Japan Geoscience Union Meeting 2015

Presentation information


Symbol U (Union) » Union

[U-04] Earth and Planetary Science Frontiers for Life and Global Environment

Wed. May 27, 2015 9:15 AM - 10:45 AM IC (2F)

Convener:*Yohey Suzuki(Graduate School of Science, The University of Tokyo), Takashi Murakami(Department of Earth and Planetary Science, Graduate School of Science, University of Tokyo), Masaya Suzuki(AIST, Geological Survey of Japan), Tadashi Yokoyama(Department of Earth and Space Science, Graduate School of Science, Osaka University), Keisuke Fukushi(Institute of Nature & Environmental Technology, Kanazawa University), Satoshi Mitsunobu(University of Shizuoka, Institute for Environmental Sciences), Chair:Yohey Suzuki(Graduate School of Science, The University of Tokyo)

9:45 AM - 10:15 AM

[U04-02] Exploring life at its limits in the subseafloor biosphere through scientific ocean drilling

*Fumio INAGAKI1, Kai-uwe HINRICHS2, Steven D'HONDT3, Expeditions 329 and 337 Scientists IODP4 (1.Kochi Institute for Core Sample Research, Japan Agency for Marine-Earth Science and Technology, 2.MARUM and Department of Geosciences, University of Bremen, 3.Graduate School of Oceanography, University of Rhode Island, 4.IODP Expedition 329 and 337 Scientists)

Keywords:IODP, The deep subseafloor biosphere

Deep drilling of marine subsurface offers unique opportunities to explore how life persists and evolves in the Earth’s interior ecosystems. There are very few natural environments on Earth’s surface where life is absent; however, the limits to life are expected in the subsurface world. Processes that mediate genetic and functional evolutions of the deep life may be very different to those in the surface ecosystems on our planet. Previous studies of the subseafloor sedimentary biosphere have demonstrated that activity of microbial communities is generally extremely low, mainly because of the limit of nutrient and energy supply.
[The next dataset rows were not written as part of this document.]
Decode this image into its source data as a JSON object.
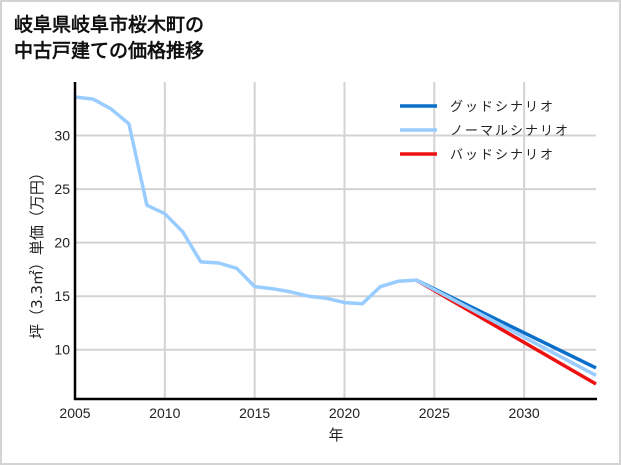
{
  "title": {
    "line1": "岐阜県岐阜市桜木町の",
    "line2": "中古戸建ての価格推移"
  },
  "colors": {
    "good": "#0a6fc9",
    "normal": "#99ccff",
    "bad": "#ee1111",
    "grid": "#d3d3d3",
    "axis": "#000000"
  },
  "chart_data": {
    "type": "line",
    "title": "岐阜県岐阜市桜木町の中古戸建ての価格推移",
    "xlabel": "年",
    "ylabel": "坪（3.3㎡）単価（万円）",
    "xlim": [
      2005,
      2034
    ],
    "ylim": [
      5.4,
      35.0
    ],
    "xticks": [
      2005,
      2010,
      2015,
      2020,
      2025,
      2030
    ],
    "yticks": [
      10,
      15,
      20,
      25,
      30
    ],
    "grid": true,
    "legend_position": "upper right",
    "legend": [
      "グッドシナリオ",
      "ノーマルシナリオ",
      "バッドシナリオ"
    ],
    "series": [
      {
        "name": "グッドシナリオ",
        "key": "good",
        "x": [
          2024,
          2034
        ],
        "values": [
          16.5,
          8.3
        ]
      },
      {
        "name": "ノーマルシナリオ",
        "key": "normal",
        "x": [
          2005,
          2006,
          2007,
          2008,
          2009,
          2010,
          2011,
          2012,
          2013,
          2014,
          2015,
          2016,
          2017,
          2018,
          2019,
          2020,
          2021,
          2022,
          2023,
          2024,
          2034
        ],
        "values": [
          33.6,
          33.4,
          32.5,
          31.1,
          23.5,
          22.7,
          21.0,
          18.2,
          18.1,
          17.6,
          15.9,
          15.7,
          15.4,
          15.0,
          14.8,
          14.4,
          14.3,
          15.9,
          16.4,
          16.5,
          7.6
        ]
      },
      {
        "name": "バッドシナリオ",
        "key": "bad",
        "x": [
          2024,
          2034
        ],
        "values": [
          16.5,
          6.8
        ]
      }
    ]
  }
}
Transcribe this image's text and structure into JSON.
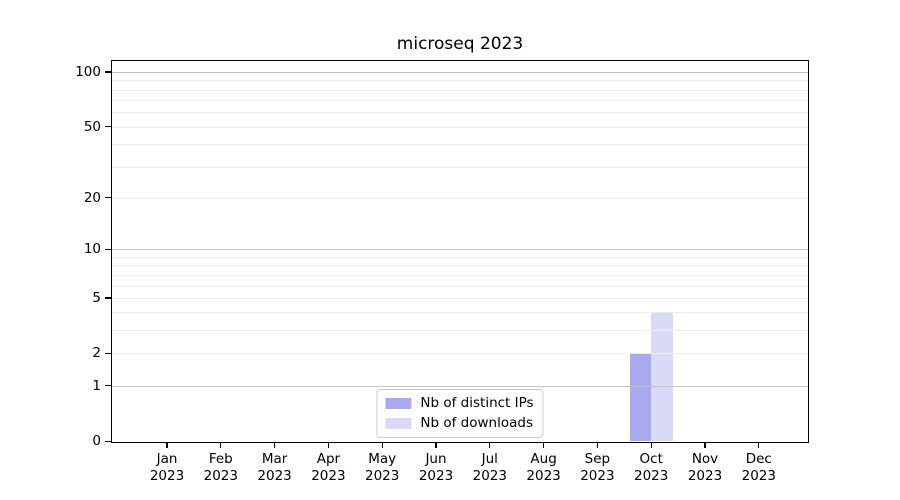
{
  "chart_data": {
    "type": "bar",
    "title": "microseq 2023",
    "categories": [
      "Jan",
      "Feb",
      "Mar",
      "Apr",
      "May",
      "Jun",
      "Jul",
      "Aug",
      "Sep",
      "Oct",
      "Nov",
      "Dec"
    ],
    "category_year": "2023",
    "series": [
      {
        "name": "Nb of distinct IPs",
        "color": "#a9a9ee",
        "values": [
          0,
          0,
          0,
          0,
          0,
          0,
          0,
          0,
          0,
          2,
          0,
          0
        ]
      },
      {
        "name": "Nb of downloads",
        "color": "#d9d9f8",
        "values": [
          0,
          0,
          0,
          0,
          0,
          0,
          0,
          0,
          0,
          4,
          0,
          0
        ]
      }
    ],
    "xlabel": "",
    "ylabel": "",
    "yscale": "log1p",
    "ylim": [
      0,
      115
    ],
    "yticks": [
      100,
      50,
      20,
      10,
      5,
      2,
      1,
      0
    ],
    "grid": {
      "show": true,
      "major_values": [
        1,
        10,
        100
      ],
      "minor_values": [
        2,
        3,
        4,
        5,
        6,
        7,
        8,
        9,
        20,
        30,
        40,
        50,
        60,
        70,
        80,
        90
      ],
      "major_color": "#c3c3c3",
      "minor_color": "#ededed",
      "grid_above_bars": true
    },
    "legend_position": "lower center"
  }
}
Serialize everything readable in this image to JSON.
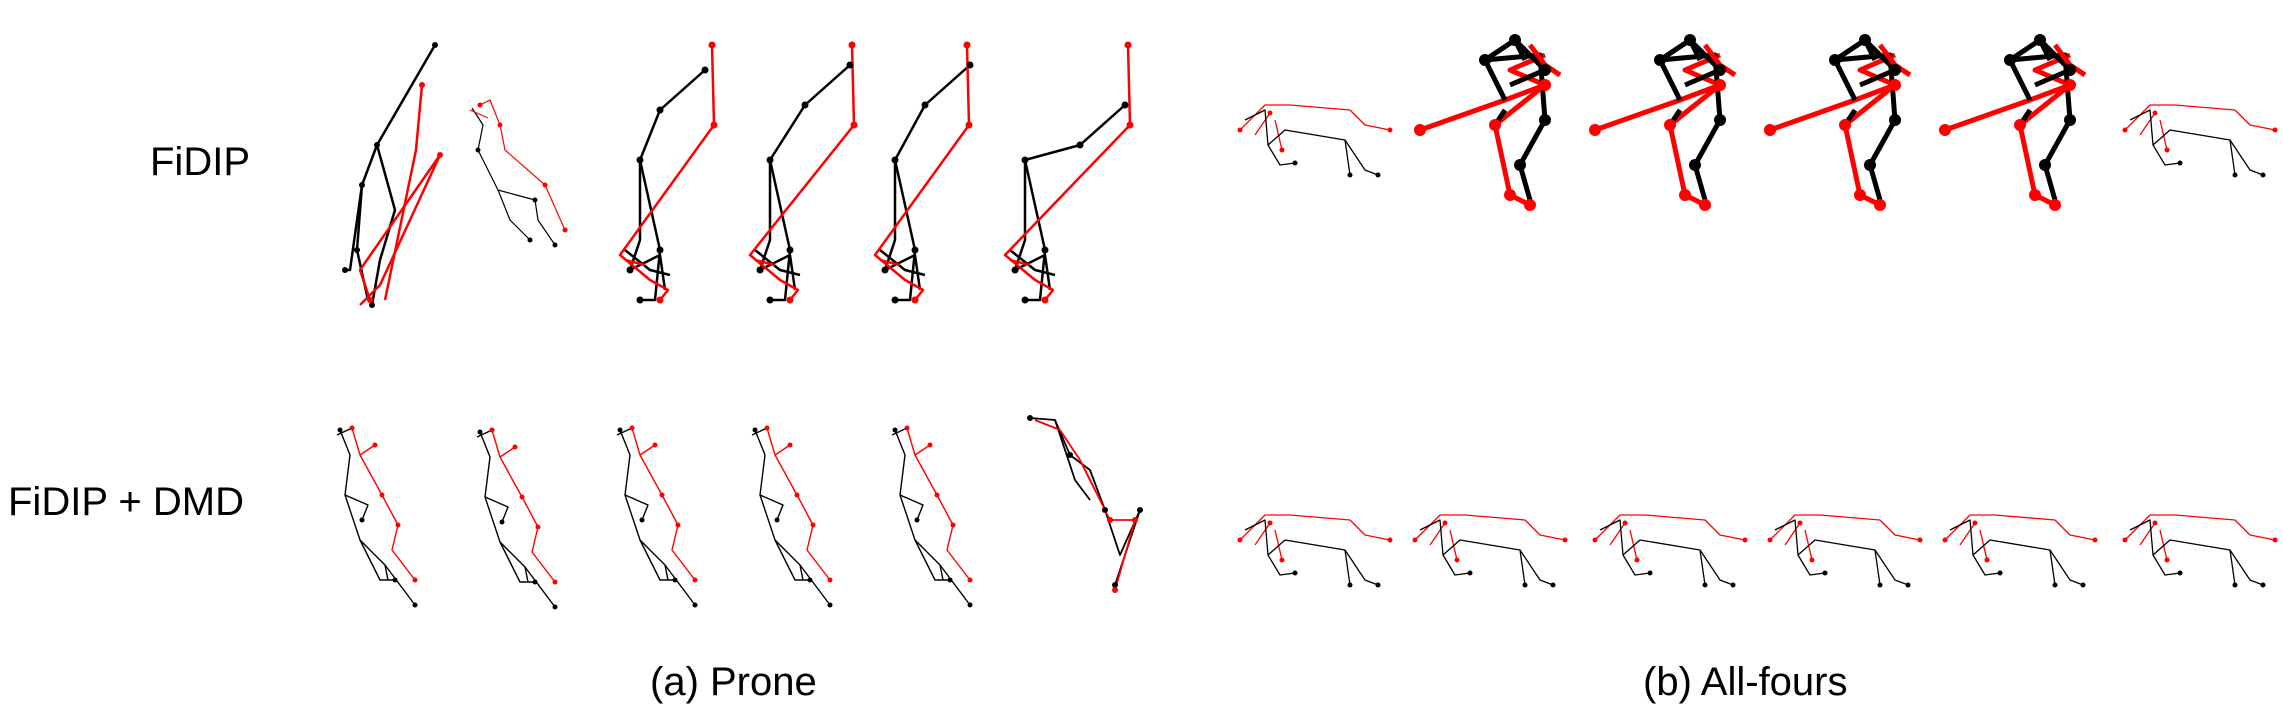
{
  "rows": {
    "fidip": "FiDIP",
    "fidip_dmd": "FiDIP + DMD"
  },
  "captions": {
    "prone": "(a) Prone",
    "all_fours": "(b) All-fours"
  },
  "colors": {
    "background": "#ffffff",
    "left_limb": "#000000",
    "right_limb": "#ff0000"
  }
}
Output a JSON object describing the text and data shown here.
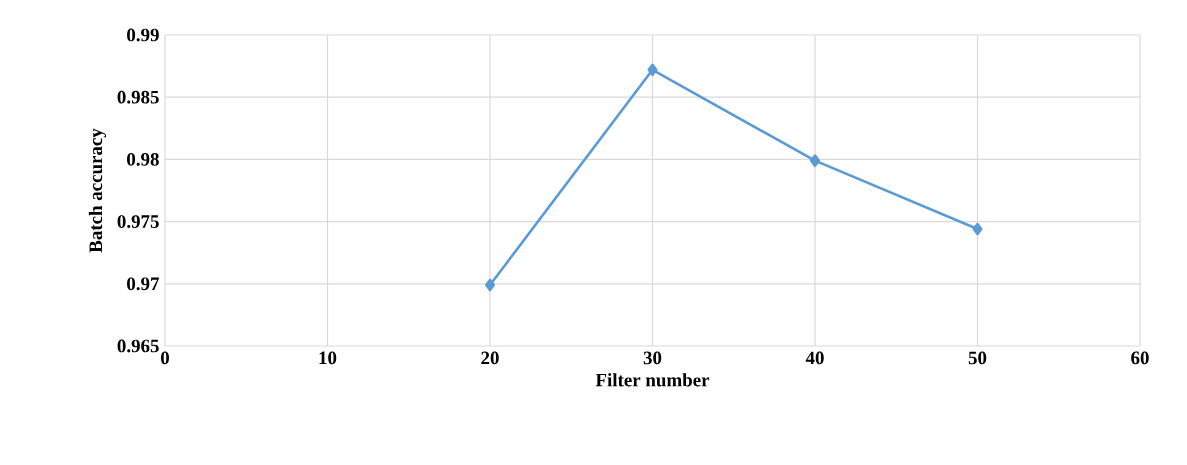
{
  "chart_data": {
    "type": "line",
    "xlabel": "Filter number",
    "ylabel": "Batch accuracy",
    "x": [
      20,
      30,
      40,
      50
    ],
    "series": [
      {
        "color": "#5b9bd5",
        "values": [
          0.9699,
          0.9872,
          0.9799,
          0.9744
        ]
      }
    ],
    "xlim": [
      0,
      60
    ],
    "ylim": [
      0.965,
      0.99
    ],
    "xticks": [
      0,
      10,
      20,
      30,
      40,
      50,
      60
    ],
    "yticks": [
      0.965,
      0.97,
      0.975,
      0.98,
      0.985,
      0.99
    ],
    "grid": true,
    "marker": "diamond",
    "line_style": "solid"
  }
}
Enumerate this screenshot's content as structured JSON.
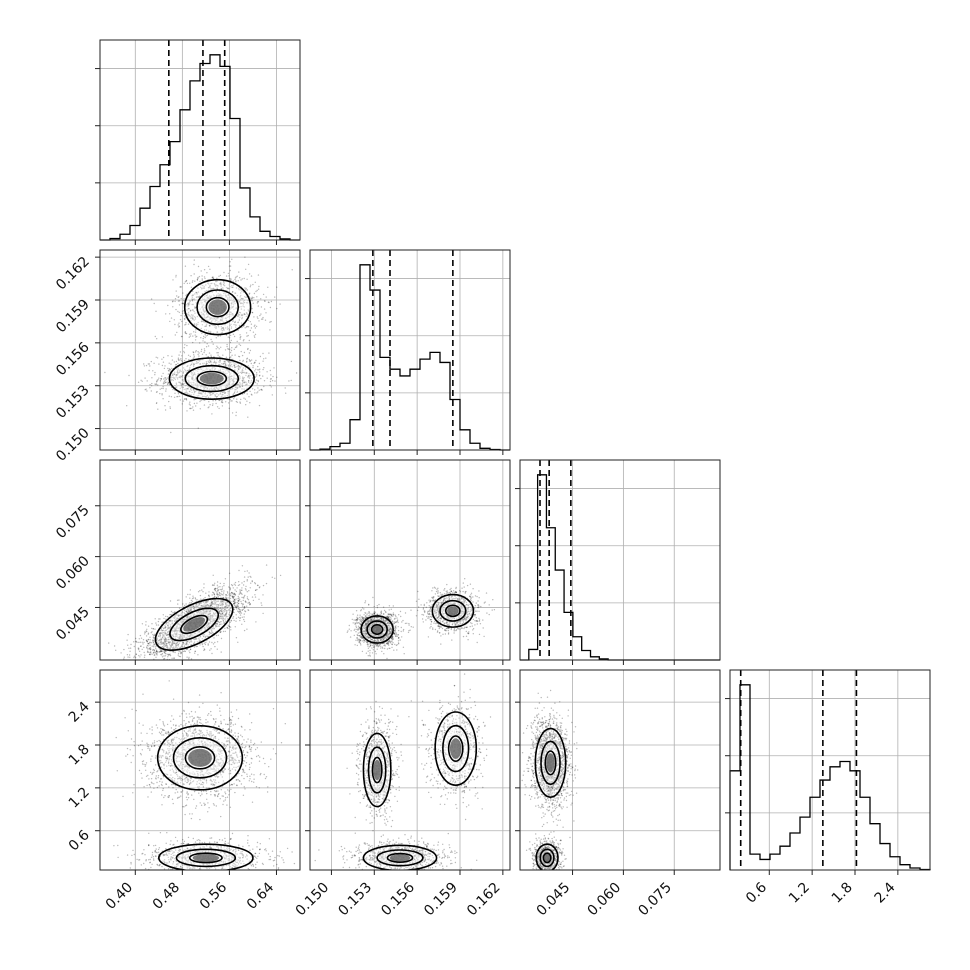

However, the limits and habitability in deep subseafloor sediments have still remained largely unknown; subseafloor microbial biomass, activity and functional/taxonomic/physiological diversity are possibly constrained significantly by each or the combination of multiple geophysical and geochemical factors, such as temperature, pH, pressure, salinity, porosity, and availability of nutrient and energy. In addition, understanding of the limits and habitability of life in the deep subseafloor biosphere may hold the clue to the issue regarding the origins and evolution of subseafloor life and its ecological consequences in Earth’s history.
The Integrated Ocean Drilling Program (IODP) Expeditions 329 and 337 were the microbiology and biogeochemistry-dedicated scientific ocean drilling, targeting on very distinct oceanographic settings; in 2010, using the JOIDES Resolution, Expedition 329 explored deep-water sediments (water depth: 3,740~5,695m, sediment depth: ~131m) down to the basement at 7 sites in the ultra-oligotrophic South Pacific Gyre. During Expedition 337 in 2012, the Chikyu explored ultra-deep sediments (water depth: 1,180m, sediment depth: ~2,466m) associated with deeply buried coalbeds in the northwestern Pacific coast. The samples and data collected during these drilling expeditions, as well as rapid technological developments, provided unprecedented opportunities to study the limits and habitability of life in the subseafloor sedimentary biosphere.
The number of microbial cells is measured by newly developed cell separation and fluorescent image-based cell count techniques, revealing that cell abundances in both ultra-oligotrophic and deep coalbed-associated sediment samples are several orders of magnitude lower than those previously observed in shallow sediments of the ocean margins. The finding of very small microbial populations under two distinct extreme subseafloor conditions leads to subsequent questions: What are the environmental constraints for habitability of subseafloor life? What are ecological roles of subseafloor microbial activity in biogeochemical carbon and other elemental cycles? What are genetic and metabolic functions and its diversity of microbial communities? How and why can they live in such deep and extremely energy-limited conditions?